С этими мыслями дед дожевал печенье, вышел из волонтерской. Бородатый вслед рявкнул, чтобы дверь закрыл, «не май месяц». Чего это с ним такое? В другое время дед бы, может, и спросил. А теперь решил не отвлекаться: действовать, готовиться. Прокрался под окно Славянской. За стеклом и тюлем спина администратора, стойка с телефоном, пустой коридор. Где-то тут живет та баба, которая деньги в ящик швыряла на полунощнице. Жирный бабец, шикует. Последний рубль так не кладут. Безнадежные больные много пожертвовать могут, дед видел такое, но с рыданиями, с тоской. Эта – нет. Совсем другой коленкор.

Дед торчал под окном. Сдерживался, чтобы не чихнуть. Ждал, чтобы что-то услышать, и дождался. Администраторша договорилась по телефону уйти завтра обедать на Никольский.

С часу ее не будет, значит. Баба та, небось, на экскурсию попрется или в трапезную, чего ей взаперти сидеть. Какой у нее номер, Митрюхин знает, зря, что ли, он чемоданы ее тащил с причала? Насчет Митрюхина у деда были сомнения: даже близко не блатной. Но волонтерок-то пощипал. Увяз коготок. Один дед и не сдюжит такое дело. План у него родился сам собой, будто вел кто. Еще тогда, на полунощнице, понял, зачем бог ему эту бабу показал крупным планом. Кольца блестят, пальцы белые пропихивают в ящик деньги.
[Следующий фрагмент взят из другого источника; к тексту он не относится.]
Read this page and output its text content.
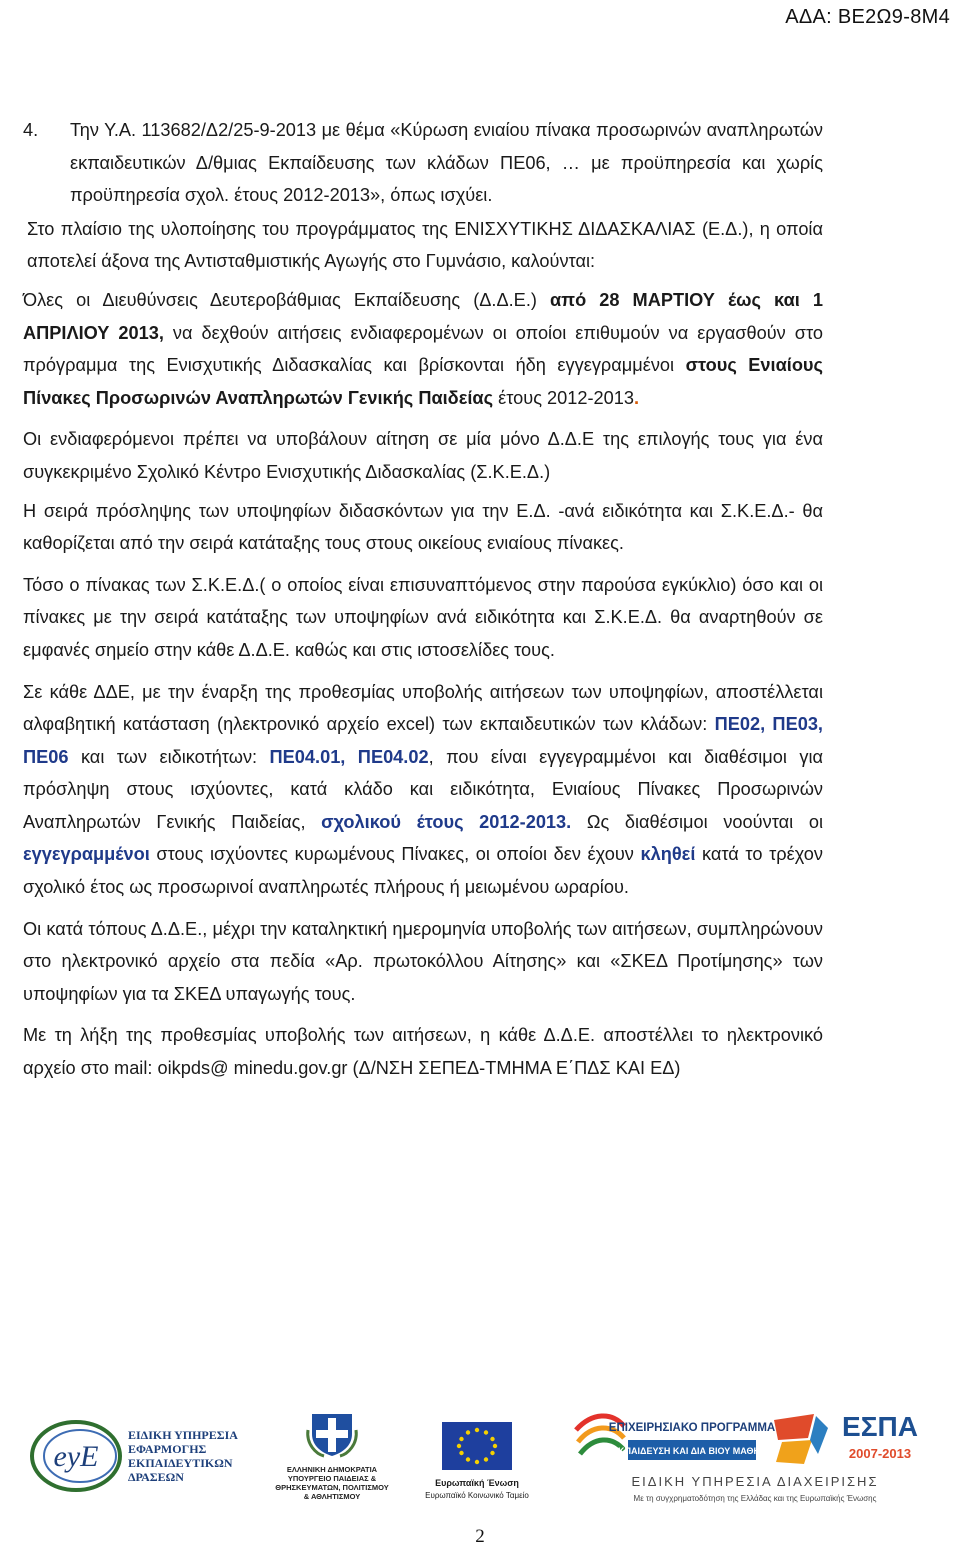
ΑΔΑ: ΒΕ2Ω9-8Μ4
4.	Την Υ.Α. 113682/Δ2/25-9-2013 με θέμα «Κύρωση ενιαίου πίνακα προσωρινών αναπληρωτών εκπαιδευτικών Δ/θμιας Εκπαίδευσης των κλάδων ΠΕ06, … με προϋπηρεσία και χωρίς προϋπηρεσία σχολ. έτους 2012-2013», όπως ισχύει.

Στο πλαίσιο της υλοποίησης του προγράμματος της ΕΝΙΣΧΥΤΙΚΗΣ ΔΙΔΑΣΚΑΛΙΑΣ (Ε.Δ.), η οποία αποτελεί άξονα της Αντισταθμιστικής Αγωγής στο Γυμνάσιο, καλούνται:

Όλες οι Διευθύνσεις Δευτεροβάθμιας Εκπαίδευσης (Δ.Δ.Ε.) από 28 ΜΑΡΤΙΟΥ έως και 1 ΑΠΡΙΛΙΟΥ 2013, να δεχθούν αιτήσεις ενδιαφερομένων οι οποίοι επιθυμούν να εργασθούν στο πρόγραμμα της Ενισχυτικής Διδασκαλίας και βρίσκονται ήδη εγγεγραμμένοι στους Ενιαίους Πίνακες Προσωρινών Αναπληρωτών Γενικής Παιδείας έτους 2012-2013.

Οι ενδιαφερόμενοι πρέπει να υποβάλουν αίτηση σε μία μόνο Δ.Δ.Ε της επιλογής τους για ένα συγκεκριμένο Σχολικό Κέντρο Ενισχυτικής Διδασκαλίας (Σ.Κ.Ε.Δ.)

Η σειρά πρόσληψης των υποψηφίων διδασκόντων για την Ε.Δ. -ανά ειδικότητα και Σ.Κ.Ε.Δ.- θα καθορίζεται από την σειρά κατάταξης τους στους οικείους ενιαίους πίνακες.

Τόσο ο πίνακας των Σ.Κ.Ε.Δ.( ο οποίος είναι επισυναπτόμενος στην παρούσα εγκύκλιο) όσο και οι πίνακες με την σειρά κατάταξης των υποψηφίων ανά ειδικότητα και Σ.Κ.Ε.Δ. θα αναρτηθούν σε εμφανές σημείο στην κάθε Δ.Δ.Ε. καθώς και στις ιστοσελίδες τους.

Σε κάθε ΔΔΕ, με την έναρξη της προθεσμίας υποβολής αιτήσεων των υποψηφίων, αποστέλλεται αλφαβητική κατάσταση (ηλεκτρονικό αρχείο excel) των εκπαιδευτικών των κλάδων: ΠΕ02, ΠΕ03, ΠΕ06 και των ειδικοτήτων: ΠΕ04.01, ΠΕ04.02, που είναι εγγεγραμμένοι και διαθέσιμοι για πρόσληψη στους ισχύοντες, κατά κλάδο και ειδικότητα, Ενιαίους Πίνακες Προσωρινών Αναπληρωτών Γενικής Παιδείας, σχολικού έτους 2012-2013. Ως διαθέσιμοι νοούνται οι εγγεγραμμένοι στους ισχύοντες κυρωμένους Πίνακες, οι οποίοι δεν έχουν κληθεί κατά το τρέχον σχολικό έτος ως προσωρινοί αναπληρωτές πλήρους ή μειωμένου ωραρίου.

Οι κατά τόπους Δ.Δ.Ε., μέχρι την καταληκτική ημερομηνία υποβολής των αιτήσεων, συμπληρώνουν στο ηλεκτρονικό αρχείο στα πεδία «Αρ. πρωτοκόλλου Αίτησης» και «ΣΚΕΔ Προτίμησης» των υποψηφίων για τα ΣΚΕΔ υπαγωγής τους.

Με τη λήξη της προθεσμίας υποβολής των αιτήσεων, η κάθε Δ.Δ.Ε. αποστέλλει το ηλεκτρονικό αρχείο στο mail: oikpds@ minedu.gov.gr (Δ/ΝΣΗ ΣΕΠΕΔ-ΤΜΗΜΑ Ε΄ΠΔΣ ΚΑΙ ΕΔ)

eyE
ΕΙΔΙΚΗ ΥΠΗΡΕΣΙΑ ΕΦΑΡΜΟΓΗΣ ΕΚΠΑΙΔΕΥΤΙΚΩΝ ΔΡΑΣΕΩΝ
ΕΛΛΗΝΙΚΗ ΔΗΜΟΚΡΑΤΙΑ ΥΠΟΥΡΓΕΙΟ ΠΑΙΔΕΙΑΣ & ΘΡΗΣΚΕΥΜΑΤΩΝ, ΠΟΛΙΤΙΣΜΟΥ & ΑΘΛΗΤΙΣΜΟΥ
Ευρωπαϊκή Ένωση
Ευρωπαϊκό Κοινωνικό Ταμείο
ΕΠΙΧΕΙΡΗΣΙΑΚΟ ΠΡΟΓΡΑΜΜΑ
ΕΚΠΑΙΔΕΥΣΗ ΚΑΙ ΔΙΑ ΒΙΟΥ ΜΑΘΗΣΗ
ΕΣΠΑ
2007-2013
ΕΙΔΙΚΗ ΥΠΗΡΕΣΙΑ ΔΙΑΧΕΙΡΙΣΗΣ
Με τη συγχρηματοδότηση της Ελλάδας και της Ευρωπαϊκής Ένωσης
2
Три дня ходил, мусолил, как и что. Пора.

От Славянской дед шмыгнул в боковую дверь Зимней. Ее никогда не запирали. Прошел по коридору, постучался к Митрюхиным. Там его старый диванчик с тканым рисунком в желтых листьях. Обивка почернела, засалилась, нитки торчали из углов. Диван скрипел, когда дед ворочался, устраивая свою шею на подушке. Танька вздыхала за перегородкой, но заранее постелила ему чистое. Даже самые злые бабы все равно жалостливые.

Спал дед долго, беспокойно. Слышал, как хлопали двери, приходил этот москвич, Семена искал. Потом Шурик его толкал, будил. Дед сделал вид, что приболел, ждал, пока Танька с Шуриком уйдут, чтобы Митрюхина подготовить.

В обед дед Иван с Митрюхиным в тряпичных перчатках с синими пупырышками, в рабочих пыльных спецовках вошли в Славянскую. Спокойно, будто по делу, поднялись на второй этаж. Открыли соседний с бабой номер, включили душ, головы намочили оба – случись что, вот, мол, к светлому дню намыливаемся. Никто не осудит. На острове так давно приладились, когда надо помыться, а день не банный. В Славянской было всего два вида замков, оба ключа со временем появились у местных, чтобы ходить под душ в пустующий номер. Главное, администратору на глаза не попадаться.